Metro

Congress ‘enabled’ 9/11 disability scams

WASHINGTON — The 80 retired New York police and firefighters accused last week of faking Ground Zero illnesses to collect disability benefits had targeted a federal program that’s ripe for abuse, according to a new study.

Social Security Disability Insurance (SSDI) — which the 9/11 fakers allegedly scammed for $400 million — is a tempting target for fraud because Congress has dramatically expanded the definition of who is “disabled,” the National Bureau of Economic Research reports.

That’s why the rate of SSDI payouts to non-elderly adults has nearly doubled since the 1980s, even as Americans generally got healthier, according to NBER.

In the fraud case involving NYPD and FDNY retirees, which prosecutors announced last week, the scammers were coached about how to qualify, including claims that they couldn’t sleep, do simple arithmetic or even go outdoors.

Investigators found them piloting helicopters, riding jet skis, teaching karate, deep-sea fishing and even running half-marathons.

But able-bodied Americans routinely qualify for federal disability benefits because of the lax medical criteria, according to the study by researches Mark Duggan and Scott Imberman.

More than 9 million Americans ages 18 to 64 collect Social Security disability benefits, which also makes them eligible for Medicare.

Some 557,438 non-elderly adults collect SSDI benefits in New York. California had the most, with 748,043, followed by Texas’ 595,925, according to data compiled by the Kaiser Family Foundation.

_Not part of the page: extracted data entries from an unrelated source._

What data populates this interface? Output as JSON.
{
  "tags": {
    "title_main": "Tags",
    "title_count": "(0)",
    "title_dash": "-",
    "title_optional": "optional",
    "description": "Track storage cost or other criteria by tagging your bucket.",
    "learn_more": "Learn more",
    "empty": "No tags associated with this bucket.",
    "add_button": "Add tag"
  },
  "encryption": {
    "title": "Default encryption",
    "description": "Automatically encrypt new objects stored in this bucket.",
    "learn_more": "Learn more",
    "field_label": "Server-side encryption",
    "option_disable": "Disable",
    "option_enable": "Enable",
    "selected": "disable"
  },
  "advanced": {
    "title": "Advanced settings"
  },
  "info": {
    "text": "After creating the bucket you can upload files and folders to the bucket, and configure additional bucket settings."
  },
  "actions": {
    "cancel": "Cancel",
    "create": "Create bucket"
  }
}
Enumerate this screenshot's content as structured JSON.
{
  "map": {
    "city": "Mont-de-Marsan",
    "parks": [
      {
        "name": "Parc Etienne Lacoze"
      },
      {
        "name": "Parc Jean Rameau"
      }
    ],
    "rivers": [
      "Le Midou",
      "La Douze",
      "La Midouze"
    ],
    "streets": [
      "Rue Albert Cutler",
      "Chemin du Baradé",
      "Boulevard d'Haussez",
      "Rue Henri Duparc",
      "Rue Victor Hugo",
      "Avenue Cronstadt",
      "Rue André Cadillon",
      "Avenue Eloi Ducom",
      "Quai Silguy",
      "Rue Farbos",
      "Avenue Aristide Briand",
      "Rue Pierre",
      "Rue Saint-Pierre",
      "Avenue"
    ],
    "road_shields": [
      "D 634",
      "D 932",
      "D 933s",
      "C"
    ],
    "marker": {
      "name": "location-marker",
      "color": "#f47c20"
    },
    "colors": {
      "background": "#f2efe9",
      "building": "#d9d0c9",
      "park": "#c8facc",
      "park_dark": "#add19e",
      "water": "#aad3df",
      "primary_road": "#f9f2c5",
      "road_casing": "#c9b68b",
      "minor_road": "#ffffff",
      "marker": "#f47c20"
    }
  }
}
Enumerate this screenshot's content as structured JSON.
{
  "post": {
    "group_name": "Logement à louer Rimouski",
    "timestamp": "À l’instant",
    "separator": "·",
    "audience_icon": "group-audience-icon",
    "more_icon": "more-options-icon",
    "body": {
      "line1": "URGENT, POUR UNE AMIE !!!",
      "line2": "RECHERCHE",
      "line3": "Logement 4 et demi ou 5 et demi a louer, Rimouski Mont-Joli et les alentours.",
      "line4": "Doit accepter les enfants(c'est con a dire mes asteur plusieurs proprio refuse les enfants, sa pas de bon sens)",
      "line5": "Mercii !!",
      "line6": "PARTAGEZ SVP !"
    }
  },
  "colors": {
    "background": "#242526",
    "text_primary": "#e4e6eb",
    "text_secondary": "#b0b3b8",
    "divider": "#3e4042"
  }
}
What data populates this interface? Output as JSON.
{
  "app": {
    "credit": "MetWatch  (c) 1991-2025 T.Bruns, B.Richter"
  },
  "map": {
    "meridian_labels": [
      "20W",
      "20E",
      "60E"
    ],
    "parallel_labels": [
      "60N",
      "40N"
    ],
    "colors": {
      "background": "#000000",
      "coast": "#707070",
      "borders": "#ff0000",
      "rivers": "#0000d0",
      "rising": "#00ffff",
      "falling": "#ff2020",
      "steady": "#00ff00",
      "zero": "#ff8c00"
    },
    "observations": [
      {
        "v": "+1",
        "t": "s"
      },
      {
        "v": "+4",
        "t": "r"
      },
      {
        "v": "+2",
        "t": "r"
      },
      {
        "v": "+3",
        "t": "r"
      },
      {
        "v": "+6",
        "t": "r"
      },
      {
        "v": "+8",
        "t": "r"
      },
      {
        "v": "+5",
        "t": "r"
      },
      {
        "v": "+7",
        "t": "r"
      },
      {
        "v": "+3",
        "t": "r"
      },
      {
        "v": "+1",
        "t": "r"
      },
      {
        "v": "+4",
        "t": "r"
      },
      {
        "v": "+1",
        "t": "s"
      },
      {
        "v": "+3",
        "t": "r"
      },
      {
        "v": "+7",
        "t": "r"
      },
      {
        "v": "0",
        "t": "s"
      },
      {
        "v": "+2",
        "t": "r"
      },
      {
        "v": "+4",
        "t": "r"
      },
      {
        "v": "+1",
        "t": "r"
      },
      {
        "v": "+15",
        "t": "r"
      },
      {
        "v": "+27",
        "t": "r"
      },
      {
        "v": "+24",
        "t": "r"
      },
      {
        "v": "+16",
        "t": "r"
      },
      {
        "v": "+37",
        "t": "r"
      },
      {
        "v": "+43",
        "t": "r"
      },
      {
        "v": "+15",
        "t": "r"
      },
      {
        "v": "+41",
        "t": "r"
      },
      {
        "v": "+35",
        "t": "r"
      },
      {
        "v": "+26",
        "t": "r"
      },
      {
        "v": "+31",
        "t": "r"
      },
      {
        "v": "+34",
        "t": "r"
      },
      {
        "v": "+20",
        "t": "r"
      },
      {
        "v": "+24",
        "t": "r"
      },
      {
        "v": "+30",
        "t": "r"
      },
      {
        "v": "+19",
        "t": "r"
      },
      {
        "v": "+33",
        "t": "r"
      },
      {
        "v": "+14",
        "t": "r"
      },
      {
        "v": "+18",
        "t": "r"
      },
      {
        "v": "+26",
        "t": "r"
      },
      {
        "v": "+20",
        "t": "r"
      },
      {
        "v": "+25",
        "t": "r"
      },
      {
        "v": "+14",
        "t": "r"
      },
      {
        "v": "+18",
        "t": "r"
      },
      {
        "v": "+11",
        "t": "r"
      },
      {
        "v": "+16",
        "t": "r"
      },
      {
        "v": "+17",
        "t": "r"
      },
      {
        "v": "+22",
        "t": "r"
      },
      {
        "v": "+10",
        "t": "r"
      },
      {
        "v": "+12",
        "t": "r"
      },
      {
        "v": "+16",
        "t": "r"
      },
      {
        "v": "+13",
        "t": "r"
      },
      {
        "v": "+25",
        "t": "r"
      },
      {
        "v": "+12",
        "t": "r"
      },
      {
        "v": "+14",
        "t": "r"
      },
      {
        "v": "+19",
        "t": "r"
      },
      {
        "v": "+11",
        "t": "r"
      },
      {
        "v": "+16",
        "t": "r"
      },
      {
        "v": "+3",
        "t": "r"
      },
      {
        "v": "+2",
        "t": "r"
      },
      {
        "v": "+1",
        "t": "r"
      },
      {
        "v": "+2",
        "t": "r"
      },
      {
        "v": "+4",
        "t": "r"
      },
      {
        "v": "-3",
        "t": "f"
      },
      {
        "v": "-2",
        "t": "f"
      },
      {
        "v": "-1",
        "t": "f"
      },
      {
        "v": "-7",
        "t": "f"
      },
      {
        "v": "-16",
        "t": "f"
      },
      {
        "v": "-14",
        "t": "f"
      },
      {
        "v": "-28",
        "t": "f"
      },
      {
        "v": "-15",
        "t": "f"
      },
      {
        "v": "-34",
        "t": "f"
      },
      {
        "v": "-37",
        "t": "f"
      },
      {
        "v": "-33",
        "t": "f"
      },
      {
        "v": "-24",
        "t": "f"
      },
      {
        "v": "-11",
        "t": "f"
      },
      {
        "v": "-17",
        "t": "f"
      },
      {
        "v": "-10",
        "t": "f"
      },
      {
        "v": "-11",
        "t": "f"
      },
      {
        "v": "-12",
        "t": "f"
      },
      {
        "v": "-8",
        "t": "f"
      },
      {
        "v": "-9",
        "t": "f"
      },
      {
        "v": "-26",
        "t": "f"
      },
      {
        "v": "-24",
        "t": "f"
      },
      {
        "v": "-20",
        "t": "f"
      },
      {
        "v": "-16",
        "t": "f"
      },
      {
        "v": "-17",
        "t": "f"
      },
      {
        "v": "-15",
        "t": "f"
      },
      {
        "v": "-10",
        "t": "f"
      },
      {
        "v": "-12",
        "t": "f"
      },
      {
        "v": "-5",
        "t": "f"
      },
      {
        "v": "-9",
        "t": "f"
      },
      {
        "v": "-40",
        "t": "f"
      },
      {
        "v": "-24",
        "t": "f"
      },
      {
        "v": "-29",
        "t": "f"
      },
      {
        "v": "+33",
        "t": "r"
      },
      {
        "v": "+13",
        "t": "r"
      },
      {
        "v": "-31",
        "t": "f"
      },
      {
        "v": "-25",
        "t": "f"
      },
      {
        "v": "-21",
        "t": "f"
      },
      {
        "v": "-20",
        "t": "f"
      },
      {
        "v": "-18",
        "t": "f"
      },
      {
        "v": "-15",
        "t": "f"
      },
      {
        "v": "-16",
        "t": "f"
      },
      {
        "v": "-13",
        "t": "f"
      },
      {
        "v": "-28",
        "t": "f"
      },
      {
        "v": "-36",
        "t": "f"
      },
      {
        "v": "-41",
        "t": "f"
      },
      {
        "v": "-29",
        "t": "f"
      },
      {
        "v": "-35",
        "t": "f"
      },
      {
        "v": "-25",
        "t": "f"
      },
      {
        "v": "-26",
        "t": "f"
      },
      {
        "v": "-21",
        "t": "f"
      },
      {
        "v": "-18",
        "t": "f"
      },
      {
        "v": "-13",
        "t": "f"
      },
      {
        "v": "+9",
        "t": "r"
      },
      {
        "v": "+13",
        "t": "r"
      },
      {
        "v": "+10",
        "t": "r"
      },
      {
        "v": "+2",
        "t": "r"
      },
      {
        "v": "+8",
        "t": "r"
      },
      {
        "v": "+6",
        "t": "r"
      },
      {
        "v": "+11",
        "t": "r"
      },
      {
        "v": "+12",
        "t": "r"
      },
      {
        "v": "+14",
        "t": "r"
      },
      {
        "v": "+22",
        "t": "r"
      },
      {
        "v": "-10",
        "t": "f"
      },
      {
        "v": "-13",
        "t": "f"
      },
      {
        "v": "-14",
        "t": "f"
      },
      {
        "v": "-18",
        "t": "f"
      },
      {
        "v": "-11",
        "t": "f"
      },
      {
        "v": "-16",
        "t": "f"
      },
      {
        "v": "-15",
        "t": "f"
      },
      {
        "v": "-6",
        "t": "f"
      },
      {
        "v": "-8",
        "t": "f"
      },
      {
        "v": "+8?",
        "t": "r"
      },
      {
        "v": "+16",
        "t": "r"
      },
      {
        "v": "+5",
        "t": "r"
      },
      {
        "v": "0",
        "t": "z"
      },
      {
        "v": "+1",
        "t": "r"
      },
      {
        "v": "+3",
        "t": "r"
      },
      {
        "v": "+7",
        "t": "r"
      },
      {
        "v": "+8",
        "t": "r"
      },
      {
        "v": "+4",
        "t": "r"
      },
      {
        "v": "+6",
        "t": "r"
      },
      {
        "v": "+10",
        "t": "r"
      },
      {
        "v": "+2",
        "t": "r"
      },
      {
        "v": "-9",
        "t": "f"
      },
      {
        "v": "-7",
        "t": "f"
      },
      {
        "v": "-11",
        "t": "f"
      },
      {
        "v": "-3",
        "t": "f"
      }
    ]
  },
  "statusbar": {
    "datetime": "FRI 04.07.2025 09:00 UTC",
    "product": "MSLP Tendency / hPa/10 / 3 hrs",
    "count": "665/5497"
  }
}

The study disputes Social Security Administration claims that the increasing rate of disability is driven by aging Baby Boomers. The largest factor in the increase, Duggan and Imberman determined, was “congressional reforms to disability screening in 1984 that enabled workers with low mortality disorders such as back pain, arthritis and mental illness to more readily qualify for benefits.”

It accounted for 45 percent of increase in men on disability and 36 percent for women pocketing SSDI checks, according to the research.

They found that just 13 percent of the growth among men on disability was due to the aging of the population. It was 4 percent for women.